Filling the sputum gap
Traditional TB tests depend on mucus collected from the lungs, but sputum testing is impossible in roughly 25% of symptomatic patients and nearly 90% of asymptomatic ones. That leaves millions undetected and untreated, allowing the disease to spread. By focusing on easily collected oral samples, ActCRISPR-TB could enable large-scale screening campaigns in communities where trained medical staff and laboratory infrastructure are scarce.
The technology builds on the team’s earlier two-step CRISPR assay, which detected Mycobacterium tuberculosis cell-free DNA in blood with high sensitivity and specificity, even identifying extrapulmonary and pediatric cases missed by sputum-based diagnostics—but streamlines the process into a single tube, reducing contamination risk and equipment needs.

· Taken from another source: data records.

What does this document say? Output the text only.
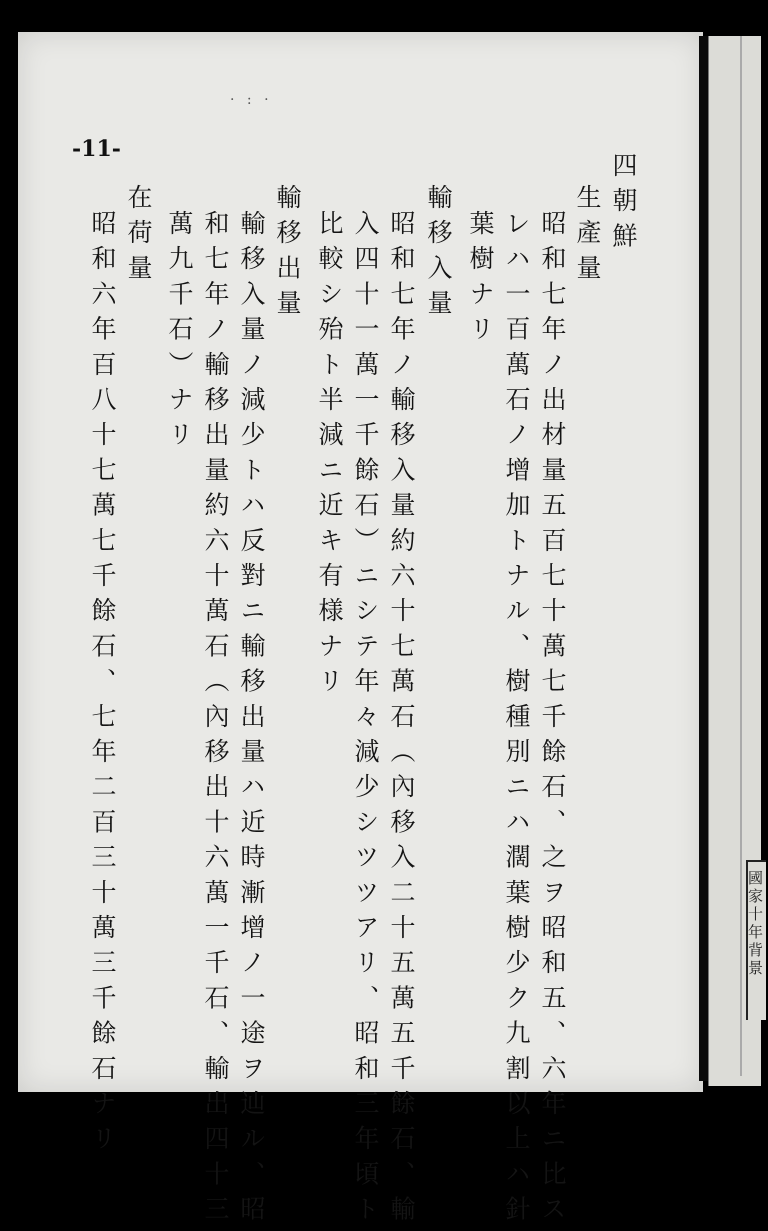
國家十年背景
· : ·
-11-
四朝鮮
生產量
昭和七年ノ出材量五百七十萬七千餘石、之ヲ昭和五、六年ニ比ス
レハ一百萬石ノ增加トナル、樹種別ニハ濶葉樹少ク九割以上ハ針
葉樹ナリ
輸移入量
昭和七年ノ輸移入量約六十七萬石（內移入二十五萬五千餘石、輸
入四十一萬一千餘石）ニシテ年々減少シツツアリ、昭和三年頃ト
比較シ殆ト半減ニ近キ有様ナリ
輸移出量
輸移入量ノ減少トハ反對ニ輸移出量ハ近時漸增ノ一途ヲ辿ル、昭
和七年ノ輸移出量約六十萬石（內移出十六萬一千石、輸出四十三
萬九千石）ナリ
在荷量
昭和六年百八十七萬七千餘石、七年二百三十萬三千餘石ナリ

The team validated the new method in more than 600 clinical specimens across multiple sample types, including “adult respiratory, pediatric stool, and adult cerebral spinal fluid specimens,” the authors wrote.

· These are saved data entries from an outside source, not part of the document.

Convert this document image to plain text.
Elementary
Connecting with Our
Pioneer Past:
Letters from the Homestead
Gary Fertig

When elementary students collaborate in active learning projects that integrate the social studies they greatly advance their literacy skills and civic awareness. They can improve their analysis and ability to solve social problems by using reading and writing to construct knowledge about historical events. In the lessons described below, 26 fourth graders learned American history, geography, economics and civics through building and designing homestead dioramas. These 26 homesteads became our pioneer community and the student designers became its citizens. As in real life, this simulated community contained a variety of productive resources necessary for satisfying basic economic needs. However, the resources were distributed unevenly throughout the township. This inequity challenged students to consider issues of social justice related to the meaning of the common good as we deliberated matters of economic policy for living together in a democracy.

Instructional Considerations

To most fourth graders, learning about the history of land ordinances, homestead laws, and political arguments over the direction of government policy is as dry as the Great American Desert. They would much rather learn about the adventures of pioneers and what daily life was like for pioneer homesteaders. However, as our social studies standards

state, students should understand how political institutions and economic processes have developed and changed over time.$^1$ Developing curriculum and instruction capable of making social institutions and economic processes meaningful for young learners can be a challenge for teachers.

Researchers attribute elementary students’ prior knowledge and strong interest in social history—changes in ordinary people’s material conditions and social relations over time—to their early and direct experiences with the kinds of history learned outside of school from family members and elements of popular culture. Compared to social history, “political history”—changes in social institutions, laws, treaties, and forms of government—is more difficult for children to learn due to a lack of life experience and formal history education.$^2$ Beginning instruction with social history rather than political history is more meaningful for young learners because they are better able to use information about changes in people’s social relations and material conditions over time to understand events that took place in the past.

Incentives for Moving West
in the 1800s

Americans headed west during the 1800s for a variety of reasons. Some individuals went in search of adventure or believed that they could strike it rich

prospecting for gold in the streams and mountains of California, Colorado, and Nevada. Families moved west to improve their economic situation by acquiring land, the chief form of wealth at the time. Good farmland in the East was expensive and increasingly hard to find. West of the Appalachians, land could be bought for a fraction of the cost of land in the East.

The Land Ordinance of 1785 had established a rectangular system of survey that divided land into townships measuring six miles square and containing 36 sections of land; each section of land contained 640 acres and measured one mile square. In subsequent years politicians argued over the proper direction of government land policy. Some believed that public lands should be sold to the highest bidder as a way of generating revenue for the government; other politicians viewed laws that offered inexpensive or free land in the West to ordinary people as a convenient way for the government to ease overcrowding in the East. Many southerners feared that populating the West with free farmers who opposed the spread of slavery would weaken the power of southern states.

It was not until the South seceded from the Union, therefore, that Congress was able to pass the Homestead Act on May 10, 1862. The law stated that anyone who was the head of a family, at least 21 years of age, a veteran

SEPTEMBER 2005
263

ActCRISPR-TB uses guide RNAs that favor trans-cleavage activity, and the authors wrote “that sensitivity could be further enhanced by the use of Cas12a RNPs targeting distinct sites on their target amplicon.” A tongue swab is added to a tube preloaded with reagents and a lateral-flow test strip. After 45 minutes of incubation at about body temperature, colored bands reveal a positive or negative result—no specialized instrumentation required.
The team has currently resolved the two key challenges of complexity and contamination, Huang explained. “In the paper, we compared our assay with other CRISPR assays for TB diagnostics.”
Broader potential
Huang and colleagues envision expanding the platform beyond tuberculosis.
“I think there is a potential to integrate AI into our system,” Huang said. “If we can use AI to help us screen, we can find more efficient…systems for other pathogens.” It means that we can quickly expand the assay from TB to other pathogens, especially for emergency diseases such as COVID-19…[or] monkeypox.”
Looking ahead
While the proof-of-concept results are promising, larger community-based studies will be needed to confirm performance in real-world screening—particularly among asymptomatic individuals with very low bacterial loads. The authors caution that tongue swabs still face hurdles. In their trial, 26% of tuberculosis cases that were positive by sputum testing produced negative tongue-swab results. They noted that M. tuberculosis DNA levels are typically lower on the tongue and can fluctuate with sampling technique, disease burden, infection site, and even everyday activities that affect “respiratory material transfer to and depletion from the oral cavity.” Such variability, they added, “can complicate the translation of swab-based diagnostics into clinical practice,” though lessons from COVID-19 testing—such as repeat testing or using more homogeneous saliva samples—may help address these challenges.
By eliminating the need for sputum and expensive equipment, ActCRISPR-TB could offer a path to earlier detection and treatment—critical steps toward the global goal of ending TB.